The relationship of weight to blood pressure. Being overweight is a significant risk factor for the development of hypertension. The prevalence of hypertension in the U.S. is greatly increased by the fact that one quarter to one half of all adults (results differ by study) are overweight. Although the association between higher body fat and blood pressure has been recognized for years, recent studies have discovered a 50-300% higher incidence of hypertension among adults who consider themselves overweight compared to those classified as normal weight. Similar findings are revealed from studies involving children and young adults, in which the connection between weight and blood pressure has been observed to be very strong.
Two proposed mechanisms underlying this correlation are the stimulation of sodium retention and increased catecholamine release, which are results of increased sodium sensitivity and hyperinsulinemia. Age, gender, and race are also part of the equation and so should be considered when studying preventive interventions. Hypertension and obesity treatment are necessary to avoid potential morbidity and mortality from coronary heart disease or stroke.
[Institute of Medicine, Weighing the Options. National Academy Press, 1995]
[American Heart Journal 147 (2004): p.841]
[New England Journal of Medicine Volume 338 (1998): p.1]
[Annals of Internal Medicine 138 (2003): p.24]
[Journal of the American Medical Association 289 (2003): p.187]
The classic 'beer belly' is usually caused by high levels of visceral fat. This is not the same as subcutaneous fat, which lies immediately under the skin. Visceral fat or "gut fat" surrounds the internal organs and causes central obesity.
The more overweight we are, the harder it comes to perform tasks that require fine motor skill such as tying our shoelaces, holding a pencil or tapping a cellphone screen.
The International Diabetes Federation consensus worldwide definition of Metabolic Syndrome (Syndrome X) is as follows:
Central obesity (or a BMI index of over 30) AND any two of the following:
Gout is strongly associated with obesity, hypertension, hyperlipidemia and diabetes.
Obesity in both men and women increases the risk for gallstones. This may be a result of lower levels of bile salts relative to cholesterol in the bile causing a higher risk for cholesterol supersaturation and the formation of stones.

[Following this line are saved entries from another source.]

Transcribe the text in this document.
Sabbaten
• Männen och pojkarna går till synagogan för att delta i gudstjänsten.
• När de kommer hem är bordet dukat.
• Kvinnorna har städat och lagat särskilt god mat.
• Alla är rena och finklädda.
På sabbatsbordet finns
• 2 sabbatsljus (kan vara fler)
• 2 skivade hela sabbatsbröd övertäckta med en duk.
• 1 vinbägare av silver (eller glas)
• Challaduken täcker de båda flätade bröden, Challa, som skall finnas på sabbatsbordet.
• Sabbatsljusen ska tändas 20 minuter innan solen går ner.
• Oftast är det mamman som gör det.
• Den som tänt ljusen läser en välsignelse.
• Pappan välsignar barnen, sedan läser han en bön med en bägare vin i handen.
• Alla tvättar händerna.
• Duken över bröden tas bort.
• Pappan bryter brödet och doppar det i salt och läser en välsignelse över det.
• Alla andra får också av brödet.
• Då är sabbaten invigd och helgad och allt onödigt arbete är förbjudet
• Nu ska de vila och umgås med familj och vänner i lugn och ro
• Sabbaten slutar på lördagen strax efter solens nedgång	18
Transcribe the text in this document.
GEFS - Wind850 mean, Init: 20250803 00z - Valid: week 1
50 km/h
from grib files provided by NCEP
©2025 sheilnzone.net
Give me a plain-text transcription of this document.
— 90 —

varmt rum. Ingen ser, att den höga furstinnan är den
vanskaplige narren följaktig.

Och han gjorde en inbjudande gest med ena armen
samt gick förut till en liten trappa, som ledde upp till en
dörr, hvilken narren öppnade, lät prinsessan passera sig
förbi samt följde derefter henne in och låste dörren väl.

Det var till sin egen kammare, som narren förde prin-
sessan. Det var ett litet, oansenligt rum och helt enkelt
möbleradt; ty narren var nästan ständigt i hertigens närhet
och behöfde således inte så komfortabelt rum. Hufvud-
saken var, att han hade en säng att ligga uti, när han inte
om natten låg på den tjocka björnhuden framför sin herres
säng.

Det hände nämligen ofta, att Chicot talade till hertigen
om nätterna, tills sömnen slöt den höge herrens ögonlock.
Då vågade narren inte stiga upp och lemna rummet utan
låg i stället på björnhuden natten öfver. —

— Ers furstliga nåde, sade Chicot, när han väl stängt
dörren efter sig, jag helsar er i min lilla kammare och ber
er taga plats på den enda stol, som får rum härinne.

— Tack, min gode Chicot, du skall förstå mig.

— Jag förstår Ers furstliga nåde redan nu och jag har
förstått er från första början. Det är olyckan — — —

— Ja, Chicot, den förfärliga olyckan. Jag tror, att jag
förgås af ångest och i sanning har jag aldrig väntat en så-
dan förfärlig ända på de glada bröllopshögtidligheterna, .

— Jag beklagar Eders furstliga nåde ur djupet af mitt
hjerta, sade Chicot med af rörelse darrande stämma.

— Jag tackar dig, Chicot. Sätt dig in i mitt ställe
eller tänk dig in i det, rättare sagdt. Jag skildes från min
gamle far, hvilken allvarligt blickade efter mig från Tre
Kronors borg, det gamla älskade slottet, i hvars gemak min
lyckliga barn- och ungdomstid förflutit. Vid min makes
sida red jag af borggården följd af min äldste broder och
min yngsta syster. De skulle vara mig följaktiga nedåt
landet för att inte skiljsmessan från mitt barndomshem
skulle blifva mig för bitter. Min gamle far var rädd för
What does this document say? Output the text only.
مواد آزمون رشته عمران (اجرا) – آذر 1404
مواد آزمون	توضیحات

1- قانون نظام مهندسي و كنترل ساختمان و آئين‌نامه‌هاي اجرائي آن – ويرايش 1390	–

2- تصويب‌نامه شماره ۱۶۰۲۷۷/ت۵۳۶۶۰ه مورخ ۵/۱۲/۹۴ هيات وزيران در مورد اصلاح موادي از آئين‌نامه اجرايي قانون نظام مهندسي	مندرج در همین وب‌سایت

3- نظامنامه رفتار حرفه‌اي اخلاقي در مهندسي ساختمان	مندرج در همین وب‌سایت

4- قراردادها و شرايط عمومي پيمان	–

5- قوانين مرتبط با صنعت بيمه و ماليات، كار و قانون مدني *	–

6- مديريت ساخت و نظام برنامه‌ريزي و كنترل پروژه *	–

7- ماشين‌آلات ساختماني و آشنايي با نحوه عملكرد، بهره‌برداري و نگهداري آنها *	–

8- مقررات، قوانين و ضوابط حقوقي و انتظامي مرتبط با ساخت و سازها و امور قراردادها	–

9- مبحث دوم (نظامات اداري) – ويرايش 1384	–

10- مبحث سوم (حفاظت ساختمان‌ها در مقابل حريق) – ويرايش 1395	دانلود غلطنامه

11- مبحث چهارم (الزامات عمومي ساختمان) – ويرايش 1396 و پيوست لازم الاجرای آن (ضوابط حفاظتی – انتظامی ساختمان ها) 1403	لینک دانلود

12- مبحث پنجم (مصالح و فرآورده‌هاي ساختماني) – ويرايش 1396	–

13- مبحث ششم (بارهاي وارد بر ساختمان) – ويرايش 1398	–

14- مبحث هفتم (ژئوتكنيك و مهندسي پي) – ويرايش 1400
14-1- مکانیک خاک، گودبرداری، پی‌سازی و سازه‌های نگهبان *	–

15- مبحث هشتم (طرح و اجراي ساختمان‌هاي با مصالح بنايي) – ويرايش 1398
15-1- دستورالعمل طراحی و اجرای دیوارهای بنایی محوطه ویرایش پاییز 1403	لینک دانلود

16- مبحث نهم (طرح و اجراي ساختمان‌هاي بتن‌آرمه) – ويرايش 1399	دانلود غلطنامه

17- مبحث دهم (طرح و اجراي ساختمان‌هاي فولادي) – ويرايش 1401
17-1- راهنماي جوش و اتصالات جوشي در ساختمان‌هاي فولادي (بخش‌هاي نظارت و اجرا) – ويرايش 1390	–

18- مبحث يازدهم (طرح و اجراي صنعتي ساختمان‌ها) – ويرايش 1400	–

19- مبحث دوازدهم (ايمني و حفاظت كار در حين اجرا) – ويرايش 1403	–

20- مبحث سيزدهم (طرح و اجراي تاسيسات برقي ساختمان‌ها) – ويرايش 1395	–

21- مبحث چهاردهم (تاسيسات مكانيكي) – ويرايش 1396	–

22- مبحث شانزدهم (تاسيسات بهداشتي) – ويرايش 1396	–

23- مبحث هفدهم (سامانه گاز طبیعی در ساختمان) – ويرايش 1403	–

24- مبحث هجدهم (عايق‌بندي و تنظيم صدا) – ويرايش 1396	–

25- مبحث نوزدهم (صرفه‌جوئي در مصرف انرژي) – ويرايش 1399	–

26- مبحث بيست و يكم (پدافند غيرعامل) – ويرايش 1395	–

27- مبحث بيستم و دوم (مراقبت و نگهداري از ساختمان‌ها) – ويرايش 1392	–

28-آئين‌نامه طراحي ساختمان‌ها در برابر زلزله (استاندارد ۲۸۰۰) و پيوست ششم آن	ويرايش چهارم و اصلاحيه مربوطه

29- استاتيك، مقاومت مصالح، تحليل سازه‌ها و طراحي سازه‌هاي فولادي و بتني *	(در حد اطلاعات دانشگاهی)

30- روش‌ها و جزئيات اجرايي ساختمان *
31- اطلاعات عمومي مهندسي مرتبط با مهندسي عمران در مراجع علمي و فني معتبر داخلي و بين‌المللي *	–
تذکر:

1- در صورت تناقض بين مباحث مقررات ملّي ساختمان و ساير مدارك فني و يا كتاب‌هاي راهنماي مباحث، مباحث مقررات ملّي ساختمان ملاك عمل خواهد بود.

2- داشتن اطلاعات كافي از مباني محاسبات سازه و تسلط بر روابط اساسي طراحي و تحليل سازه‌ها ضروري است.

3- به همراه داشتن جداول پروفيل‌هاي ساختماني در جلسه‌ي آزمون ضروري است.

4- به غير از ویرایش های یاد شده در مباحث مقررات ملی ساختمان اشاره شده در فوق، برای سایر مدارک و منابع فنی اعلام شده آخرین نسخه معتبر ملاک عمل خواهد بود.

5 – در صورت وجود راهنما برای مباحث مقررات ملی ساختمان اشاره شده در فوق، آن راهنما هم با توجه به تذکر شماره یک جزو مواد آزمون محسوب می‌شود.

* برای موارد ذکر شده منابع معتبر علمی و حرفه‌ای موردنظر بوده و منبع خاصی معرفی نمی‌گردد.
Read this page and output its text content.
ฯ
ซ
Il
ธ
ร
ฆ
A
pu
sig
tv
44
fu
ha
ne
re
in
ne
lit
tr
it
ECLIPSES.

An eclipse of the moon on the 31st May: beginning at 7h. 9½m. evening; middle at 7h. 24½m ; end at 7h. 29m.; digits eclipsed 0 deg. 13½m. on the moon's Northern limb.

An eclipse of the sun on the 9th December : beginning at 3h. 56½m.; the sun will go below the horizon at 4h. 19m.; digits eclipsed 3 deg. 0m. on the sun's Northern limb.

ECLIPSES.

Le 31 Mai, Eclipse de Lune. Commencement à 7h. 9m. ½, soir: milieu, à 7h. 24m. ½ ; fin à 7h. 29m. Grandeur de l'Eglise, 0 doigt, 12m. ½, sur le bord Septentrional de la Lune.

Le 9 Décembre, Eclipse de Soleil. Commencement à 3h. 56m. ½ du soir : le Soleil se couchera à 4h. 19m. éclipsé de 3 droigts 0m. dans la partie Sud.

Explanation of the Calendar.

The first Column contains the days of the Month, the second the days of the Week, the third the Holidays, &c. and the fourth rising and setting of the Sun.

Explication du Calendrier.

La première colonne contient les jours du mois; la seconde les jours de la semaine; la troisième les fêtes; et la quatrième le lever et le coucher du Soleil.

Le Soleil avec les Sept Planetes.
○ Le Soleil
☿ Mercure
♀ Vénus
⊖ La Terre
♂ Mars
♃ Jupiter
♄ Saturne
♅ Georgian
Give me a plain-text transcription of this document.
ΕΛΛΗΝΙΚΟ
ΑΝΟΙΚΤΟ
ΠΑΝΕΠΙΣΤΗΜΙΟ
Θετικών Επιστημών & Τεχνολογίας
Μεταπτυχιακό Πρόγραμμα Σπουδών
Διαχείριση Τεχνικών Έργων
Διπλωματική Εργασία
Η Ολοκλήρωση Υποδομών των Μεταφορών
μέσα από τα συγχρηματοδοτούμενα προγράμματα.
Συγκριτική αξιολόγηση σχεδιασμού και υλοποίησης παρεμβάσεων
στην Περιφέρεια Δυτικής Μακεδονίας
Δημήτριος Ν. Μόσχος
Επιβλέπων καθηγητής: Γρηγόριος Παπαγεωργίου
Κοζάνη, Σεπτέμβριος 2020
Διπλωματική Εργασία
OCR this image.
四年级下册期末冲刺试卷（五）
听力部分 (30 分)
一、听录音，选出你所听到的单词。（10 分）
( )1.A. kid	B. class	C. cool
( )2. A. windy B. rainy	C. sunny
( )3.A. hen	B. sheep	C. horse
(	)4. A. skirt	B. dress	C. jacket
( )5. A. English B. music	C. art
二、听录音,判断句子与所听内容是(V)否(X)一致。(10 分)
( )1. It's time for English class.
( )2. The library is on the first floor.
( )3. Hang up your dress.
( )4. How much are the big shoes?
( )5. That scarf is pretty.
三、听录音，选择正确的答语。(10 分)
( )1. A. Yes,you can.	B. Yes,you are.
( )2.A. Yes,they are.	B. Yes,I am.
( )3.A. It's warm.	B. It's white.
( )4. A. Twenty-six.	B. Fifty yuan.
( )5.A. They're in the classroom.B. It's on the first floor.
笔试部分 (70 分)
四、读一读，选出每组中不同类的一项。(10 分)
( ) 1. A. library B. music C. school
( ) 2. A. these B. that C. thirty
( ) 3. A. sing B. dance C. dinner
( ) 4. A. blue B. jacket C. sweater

Being overweight increases the risk of asthma. [Arch Intern Med 1999;159: pp.2582-8] Obese people with asthma may improve their lung-function symptoms and overall health status by engaging in a weight-loss program. A controlled study found that weight loss resulted in significant decreases in episodes of shortness of breath, increases in overall breathing capacity, and decreases in the need for medication to control symptoms. [BMJ 2000;320: pp.827-32]
Countless studies have demonstrated a strong connection between lack of sleep and increased BMI. Chronically sleep-deprived individuals undergo changes in metabolic hormones that trigger appetite (ghrelin), increase appetite (leptin), and indicate satiety (insulin).
Our indication of whether a person is overweight is based on the BMI (Body Mass Index) calculation. If you perform a lot of non-aerobic exercise then much of your 'excess' weight is likely to be muscle mass rather than fat. In this case, a BMI-based assertion that you are overweight may be untrue.
Studies started reporting in 2009 that children who have their tonsils removed – with or without the adenoids – are at slightly higher risk of becoming overweight.
Traffic fumes and cigarette smoke contain tiny, irritating particles that trigger widespread inflammation and disrupt the body's ability to burn calories for energy and control blood sugar levels.
A Swiss study found signs of significantly increased insulin resistance, hypertension, and waist-circumference in a sample of nearly 4,000 people living among dense pollution.
A study at Columbia University found that children born to mothers living in highly polluted areas were 2.3 times more likely to be obese compared to those in cleaner areas.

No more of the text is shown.